社会福祉士の国家試験は難しいように感じますが,決して難しいことを聞いているわけではありません。
今日のテーマは,ロールズが提唱した「格差原理」です。
「正義論」という書籍の中で述べられたものですが,なんと800ページを超える超分厚い本です。
受験ワークブックの共通科目と専門科目の2冊を1冊にまとめたほどのボリュームがあります。
これだけ分厚い本なので,どこからでも出題できそうですが,決してそんなことはありません。
これは,正義論に限ったものではありません。社会福祉士の国試に出題されるポイントは極めて固定的です。
そこを押さえると得点できます。
格差原理とは
格差はあっても良いが,その格差は,最も不遇な人を恩恵があるように使われる場合に認められる。
これを押さえたところで今日の問題です。
第30回・問題22 ロールズ(Rawls,J.)が論じた「正義」に関する次の記述のうち,最も適切なものを1つ選びなさい。
1 成員の快楽の総和を最大化する社会が,最も望ましいと論じた。
2 社会で最も不遇な人の最大の便益となるように,資源配分の是正が行われるべきであると論じた。

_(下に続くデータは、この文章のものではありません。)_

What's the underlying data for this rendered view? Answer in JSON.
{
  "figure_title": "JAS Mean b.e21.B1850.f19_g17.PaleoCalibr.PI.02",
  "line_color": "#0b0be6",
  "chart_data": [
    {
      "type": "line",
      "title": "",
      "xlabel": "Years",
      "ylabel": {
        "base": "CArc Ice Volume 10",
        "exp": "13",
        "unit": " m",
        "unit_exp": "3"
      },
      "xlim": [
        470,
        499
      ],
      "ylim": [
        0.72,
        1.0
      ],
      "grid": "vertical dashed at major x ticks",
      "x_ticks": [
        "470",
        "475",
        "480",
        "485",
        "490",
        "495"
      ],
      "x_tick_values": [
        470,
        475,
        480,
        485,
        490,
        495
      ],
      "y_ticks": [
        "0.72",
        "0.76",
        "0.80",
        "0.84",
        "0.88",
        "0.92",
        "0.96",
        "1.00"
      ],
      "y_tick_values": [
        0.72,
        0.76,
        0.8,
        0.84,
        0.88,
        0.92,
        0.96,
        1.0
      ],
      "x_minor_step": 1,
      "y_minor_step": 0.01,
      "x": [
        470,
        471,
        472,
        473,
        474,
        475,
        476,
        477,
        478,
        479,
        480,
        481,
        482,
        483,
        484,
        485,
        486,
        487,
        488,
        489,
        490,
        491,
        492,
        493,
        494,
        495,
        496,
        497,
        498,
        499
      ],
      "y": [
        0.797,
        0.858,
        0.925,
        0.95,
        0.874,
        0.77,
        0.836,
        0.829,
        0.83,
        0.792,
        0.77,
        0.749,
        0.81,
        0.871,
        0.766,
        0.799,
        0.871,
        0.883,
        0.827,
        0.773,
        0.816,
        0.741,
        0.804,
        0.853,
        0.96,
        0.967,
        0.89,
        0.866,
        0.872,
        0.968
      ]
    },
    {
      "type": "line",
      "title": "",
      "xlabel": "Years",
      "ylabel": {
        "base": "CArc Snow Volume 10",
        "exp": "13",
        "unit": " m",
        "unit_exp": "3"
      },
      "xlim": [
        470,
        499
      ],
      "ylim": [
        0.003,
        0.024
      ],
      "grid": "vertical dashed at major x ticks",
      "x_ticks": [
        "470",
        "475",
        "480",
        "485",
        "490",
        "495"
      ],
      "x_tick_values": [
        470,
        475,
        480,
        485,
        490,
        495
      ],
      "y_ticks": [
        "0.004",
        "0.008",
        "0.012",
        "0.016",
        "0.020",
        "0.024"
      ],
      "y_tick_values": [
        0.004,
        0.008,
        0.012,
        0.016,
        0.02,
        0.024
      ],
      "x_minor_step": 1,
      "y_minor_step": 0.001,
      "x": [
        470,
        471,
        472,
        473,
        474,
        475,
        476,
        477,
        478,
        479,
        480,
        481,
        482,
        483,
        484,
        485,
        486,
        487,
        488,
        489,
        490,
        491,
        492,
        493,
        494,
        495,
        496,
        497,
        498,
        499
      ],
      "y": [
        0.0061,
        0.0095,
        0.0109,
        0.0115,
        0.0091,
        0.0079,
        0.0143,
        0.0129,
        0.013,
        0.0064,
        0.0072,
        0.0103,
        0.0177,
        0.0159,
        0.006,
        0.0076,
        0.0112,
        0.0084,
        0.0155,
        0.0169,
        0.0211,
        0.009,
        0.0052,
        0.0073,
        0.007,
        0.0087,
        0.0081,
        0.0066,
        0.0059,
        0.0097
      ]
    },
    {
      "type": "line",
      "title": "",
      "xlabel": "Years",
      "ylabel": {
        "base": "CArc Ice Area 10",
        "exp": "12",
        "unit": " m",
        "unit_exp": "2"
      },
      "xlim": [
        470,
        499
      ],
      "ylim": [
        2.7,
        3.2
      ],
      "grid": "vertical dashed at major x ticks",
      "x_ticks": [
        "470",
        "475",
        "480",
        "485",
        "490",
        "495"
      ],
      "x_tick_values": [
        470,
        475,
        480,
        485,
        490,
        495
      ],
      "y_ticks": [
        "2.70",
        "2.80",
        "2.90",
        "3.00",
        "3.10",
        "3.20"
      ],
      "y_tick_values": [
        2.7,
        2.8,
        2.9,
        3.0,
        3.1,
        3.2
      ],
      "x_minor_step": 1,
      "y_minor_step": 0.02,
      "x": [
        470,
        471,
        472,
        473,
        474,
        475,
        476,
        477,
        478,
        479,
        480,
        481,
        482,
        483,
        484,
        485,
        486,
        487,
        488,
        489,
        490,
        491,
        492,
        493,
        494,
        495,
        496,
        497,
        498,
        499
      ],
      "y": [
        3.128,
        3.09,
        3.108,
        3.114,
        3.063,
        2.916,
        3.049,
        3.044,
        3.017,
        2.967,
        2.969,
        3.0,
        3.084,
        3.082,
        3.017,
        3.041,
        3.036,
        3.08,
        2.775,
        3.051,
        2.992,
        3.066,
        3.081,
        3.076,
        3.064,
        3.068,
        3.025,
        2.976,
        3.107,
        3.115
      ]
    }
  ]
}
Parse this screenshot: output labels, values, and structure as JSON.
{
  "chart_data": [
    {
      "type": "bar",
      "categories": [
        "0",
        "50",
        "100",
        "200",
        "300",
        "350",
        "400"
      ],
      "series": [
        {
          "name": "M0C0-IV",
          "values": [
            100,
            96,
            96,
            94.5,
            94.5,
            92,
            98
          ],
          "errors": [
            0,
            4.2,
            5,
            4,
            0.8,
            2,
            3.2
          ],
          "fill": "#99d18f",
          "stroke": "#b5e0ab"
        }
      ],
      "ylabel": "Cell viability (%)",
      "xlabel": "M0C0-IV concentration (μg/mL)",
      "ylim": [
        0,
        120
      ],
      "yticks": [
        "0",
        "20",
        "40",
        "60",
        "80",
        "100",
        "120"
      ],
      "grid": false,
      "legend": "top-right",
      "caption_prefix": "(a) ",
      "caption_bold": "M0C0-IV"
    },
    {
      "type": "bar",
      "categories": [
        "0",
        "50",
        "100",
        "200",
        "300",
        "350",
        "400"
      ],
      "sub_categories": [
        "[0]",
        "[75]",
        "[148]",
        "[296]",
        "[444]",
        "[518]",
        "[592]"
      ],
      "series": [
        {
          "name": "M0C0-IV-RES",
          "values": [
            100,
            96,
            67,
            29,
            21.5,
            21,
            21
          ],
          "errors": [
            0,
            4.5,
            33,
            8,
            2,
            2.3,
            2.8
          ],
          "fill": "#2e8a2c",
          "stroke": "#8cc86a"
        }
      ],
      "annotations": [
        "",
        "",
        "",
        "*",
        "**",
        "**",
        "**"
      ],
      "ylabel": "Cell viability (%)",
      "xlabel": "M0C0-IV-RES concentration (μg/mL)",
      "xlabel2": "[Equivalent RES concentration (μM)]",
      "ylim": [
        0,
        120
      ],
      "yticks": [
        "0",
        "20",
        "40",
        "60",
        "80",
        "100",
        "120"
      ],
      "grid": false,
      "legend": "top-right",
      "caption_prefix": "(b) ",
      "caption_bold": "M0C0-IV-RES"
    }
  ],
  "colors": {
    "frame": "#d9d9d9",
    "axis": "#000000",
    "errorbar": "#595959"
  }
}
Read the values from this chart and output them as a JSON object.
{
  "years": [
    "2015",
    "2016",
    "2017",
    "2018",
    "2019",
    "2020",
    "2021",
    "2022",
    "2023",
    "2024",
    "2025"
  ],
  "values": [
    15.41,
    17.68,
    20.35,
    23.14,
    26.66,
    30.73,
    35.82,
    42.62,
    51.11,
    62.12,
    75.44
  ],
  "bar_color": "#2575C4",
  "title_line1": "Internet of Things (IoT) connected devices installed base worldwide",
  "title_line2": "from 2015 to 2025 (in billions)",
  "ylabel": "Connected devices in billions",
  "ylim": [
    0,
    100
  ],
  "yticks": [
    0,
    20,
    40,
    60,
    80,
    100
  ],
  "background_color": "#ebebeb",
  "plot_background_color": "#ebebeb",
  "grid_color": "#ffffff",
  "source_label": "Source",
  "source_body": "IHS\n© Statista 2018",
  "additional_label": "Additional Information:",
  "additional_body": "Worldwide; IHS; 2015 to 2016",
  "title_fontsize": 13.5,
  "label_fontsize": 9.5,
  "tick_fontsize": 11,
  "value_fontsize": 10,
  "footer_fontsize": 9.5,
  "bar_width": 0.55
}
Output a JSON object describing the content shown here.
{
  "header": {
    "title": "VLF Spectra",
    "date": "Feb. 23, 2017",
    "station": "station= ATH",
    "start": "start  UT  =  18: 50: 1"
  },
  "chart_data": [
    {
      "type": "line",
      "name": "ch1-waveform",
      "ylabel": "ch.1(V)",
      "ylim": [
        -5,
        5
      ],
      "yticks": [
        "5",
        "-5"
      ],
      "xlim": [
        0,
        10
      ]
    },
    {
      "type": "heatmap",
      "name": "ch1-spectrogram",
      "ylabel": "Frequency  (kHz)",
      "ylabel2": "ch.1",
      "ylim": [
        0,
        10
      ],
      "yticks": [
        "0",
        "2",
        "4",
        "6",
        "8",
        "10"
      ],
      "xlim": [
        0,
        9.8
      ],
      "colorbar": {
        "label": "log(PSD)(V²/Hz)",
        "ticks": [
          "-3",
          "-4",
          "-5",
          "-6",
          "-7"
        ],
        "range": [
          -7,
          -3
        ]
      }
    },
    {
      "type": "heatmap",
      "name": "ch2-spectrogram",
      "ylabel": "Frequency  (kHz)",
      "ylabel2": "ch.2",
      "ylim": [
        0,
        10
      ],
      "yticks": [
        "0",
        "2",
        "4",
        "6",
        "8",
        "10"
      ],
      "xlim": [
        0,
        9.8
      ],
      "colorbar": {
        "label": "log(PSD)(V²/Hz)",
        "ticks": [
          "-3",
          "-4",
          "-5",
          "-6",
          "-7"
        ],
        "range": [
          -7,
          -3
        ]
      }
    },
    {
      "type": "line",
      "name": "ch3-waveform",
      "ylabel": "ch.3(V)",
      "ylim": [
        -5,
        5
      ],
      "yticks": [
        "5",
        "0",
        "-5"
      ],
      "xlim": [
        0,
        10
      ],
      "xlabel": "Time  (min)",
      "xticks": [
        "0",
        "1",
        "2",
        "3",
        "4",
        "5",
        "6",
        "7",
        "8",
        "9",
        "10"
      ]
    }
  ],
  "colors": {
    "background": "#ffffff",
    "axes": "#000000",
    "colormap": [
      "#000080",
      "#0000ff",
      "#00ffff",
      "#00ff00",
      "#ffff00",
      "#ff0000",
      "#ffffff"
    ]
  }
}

3 諸個人に対する平等な基本的自由の実現が不可能であることを前提に,正義を論じた。
4 「無知のヴェール」に包まれた個人を想定した議論では,功利主義的な社会が構想されることになると論じた。
5 「さまざまな生き方」を選べる基本的なケイパビリティを平等に配分することが,正義であると論じた。
格差原理のことがわかっている人にとっては,とても簡単な問題だと思います。
しかし,わかっていない人にとっては,答えの見当をつけるのはかなり困難なのではないかと思います。
正解は,選択肢2です。
2 社会で最も不遇な人の最大の便益となるように,資源配分の是正が行われるべきであると論じた。
アメリカは,成功を夢見てアメリカに渡ってきた人も多くいる国です。
ロールズは,アメリカの哲学者です。格差があることは当然のこととして,格差を不遇な人に使うことを考えたのが格差原理です。
1 成員の快楽の総和を最大化する社会が,最も望ましいと論じた。
これは,最大多数の最大幸福で知られる功利主義です。
ロールズの正義論は,功利主義に異を唱えたものです。
3 諸個人に対する平等な基本的自由の実現が不可能であることを前提に,正義を論じた。
ロールズが目指したのは,格差を最も不遇な人々に使われることで,諸個人に対する平等な基本的自由を実現することでした。
4 「無知のヴェール」に包まれた個人を想定した議論では,功利主義的な社会が構想されることになると論じた。
「無知のヴェール」とは,個人の属性を覆い隠すものです。そのため,自分の属性に有利になる行動(つまり功利主義)はできません。
5 「さまざまな生き方」を選べる基本的なケイパビリティを平等に配分することが,正義であると論じた。
ケイパビリティ(潜在能力)は,アマルティア・センが論じたもので,格差原理ではありません。
ケイパビリティは,福祉的自由の集合体だと考えるものです。
たとえば,お金があってスマホを購入できてもそれを使える環境がないと使えません。それを使える環境があることで使用することができます。これがケイパビリティの例です。
人前に出るのに恥ずかしくない服を持っていること,出稼ぎせずとも家族の身近で仕事ができることもケイパビリティです。